Eventually, I made a good group of friends who gave me respite. But it wasn’t without sacrifice. As a form of self-protection, I rejected anything and everything that was associated with me. I was embarrassed to be myself and ashamed that I was so inferior.

The girl I used to be was a liability in this new environment. So I cut all ties with her. For years I did everything I could to hide her away.

I grew to hate my body, my voice, my clothes, even my family. I was embarrassed to be seen with them. Not because they were inherently embarrassing, but because they were a part of me. And anything or anyone associated with me was bad and shameful.

I wore the clothes I was supposed to wear, did my make-up the way everyone else did, ate what girls were supposed to eat, and pretended to have PMS because sports class was for losers.I was so desperate to end my suffering that I rejected myself almost entirely, to shape a new me. One that would fit in. I grew to hate the old me, but I couldn’t recognize the new me either. Others seemed to accept her, but I knew she was a lie.

That year I totally lost who I was, and I’m not sure to this day whether or when I truly began to be me again.
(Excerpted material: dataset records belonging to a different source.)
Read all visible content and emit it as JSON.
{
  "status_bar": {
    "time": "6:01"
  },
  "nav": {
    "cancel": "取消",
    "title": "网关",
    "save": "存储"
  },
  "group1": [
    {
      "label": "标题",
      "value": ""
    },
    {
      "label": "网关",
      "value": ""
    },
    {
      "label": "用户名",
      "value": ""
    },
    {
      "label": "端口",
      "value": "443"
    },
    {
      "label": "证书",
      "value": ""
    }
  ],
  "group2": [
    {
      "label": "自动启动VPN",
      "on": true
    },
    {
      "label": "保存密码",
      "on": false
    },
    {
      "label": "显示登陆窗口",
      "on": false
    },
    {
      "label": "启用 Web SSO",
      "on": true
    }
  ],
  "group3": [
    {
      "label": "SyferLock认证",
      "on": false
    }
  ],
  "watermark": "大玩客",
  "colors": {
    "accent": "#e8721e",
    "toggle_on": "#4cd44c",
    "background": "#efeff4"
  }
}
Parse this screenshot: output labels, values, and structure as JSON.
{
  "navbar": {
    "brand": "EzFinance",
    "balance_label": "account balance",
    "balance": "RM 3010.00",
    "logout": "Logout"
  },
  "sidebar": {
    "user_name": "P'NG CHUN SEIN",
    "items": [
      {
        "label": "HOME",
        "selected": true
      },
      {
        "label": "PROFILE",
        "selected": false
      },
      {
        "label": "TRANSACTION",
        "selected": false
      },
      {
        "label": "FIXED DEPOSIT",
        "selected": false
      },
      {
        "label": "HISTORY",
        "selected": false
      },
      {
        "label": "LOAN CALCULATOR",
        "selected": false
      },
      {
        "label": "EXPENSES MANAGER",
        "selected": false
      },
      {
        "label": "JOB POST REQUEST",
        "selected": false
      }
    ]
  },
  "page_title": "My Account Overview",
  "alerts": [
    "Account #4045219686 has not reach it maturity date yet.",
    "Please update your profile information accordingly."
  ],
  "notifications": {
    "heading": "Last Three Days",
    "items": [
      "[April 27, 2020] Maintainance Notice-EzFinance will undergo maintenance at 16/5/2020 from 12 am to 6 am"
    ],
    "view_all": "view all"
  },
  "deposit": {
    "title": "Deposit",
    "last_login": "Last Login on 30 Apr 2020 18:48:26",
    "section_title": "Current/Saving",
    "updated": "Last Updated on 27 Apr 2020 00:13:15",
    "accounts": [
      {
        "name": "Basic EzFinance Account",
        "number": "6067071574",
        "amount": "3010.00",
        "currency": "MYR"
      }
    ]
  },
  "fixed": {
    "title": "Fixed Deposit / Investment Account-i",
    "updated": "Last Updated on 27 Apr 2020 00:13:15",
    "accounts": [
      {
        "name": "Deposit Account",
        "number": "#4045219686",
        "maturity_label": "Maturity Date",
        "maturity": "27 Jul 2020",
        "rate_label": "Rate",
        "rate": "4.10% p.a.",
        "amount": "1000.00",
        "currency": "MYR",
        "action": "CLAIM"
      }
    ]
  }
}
So, was I the bird or the cage?

I realized that I’ve carried a lot of this shame for years. I’m a grown-ass woman and I often still assume that other people’s opinions are more valid than mine, or that “I could never do that”. I am my own cage.

I don’t live in a high-school microcosm anymore. Sure, I’m influenced by social norms and standards, but they don’t confine my thoughts and actions to the extent I limit myself. The door is open, and I’m still choosing to sit in the cage.

I hit a milestone that night. I couldn’t shake the guilt I felt. The ridiculous paradox that I was upholding. I succumbed to my nervous energy and got out of bed. I went downstairs and took out the old photo albums.

Unsurprisingly, between the ages of twelve and eighteen, I found very few photos of myself. They were hidden away in the albums on the back row of the cupboard.

This time, I held up one particular photo and cried. My Dad had taken it. My mouth was attempting to smile, but my eyes looked sad and a little scared. I burst into tears and found an empty photo frame.

I now keep this photo on my desk. It reminds me every day how resilient, brave, patient, thoughtful, hard-working, and strong that girl is. Thanks to her, I am who I am today. And I will never put her away again.

Your insecurity, your fear, and your self-doubt is self-imposed.

You might not be proud of all the things you’ve said, felt, or done in your life. But holding on to shame will only hold you back. It’s important to learn to love and own your past, so you can move on with your future.

So if all you see is a cage, turn around. The door is open. You can fly out.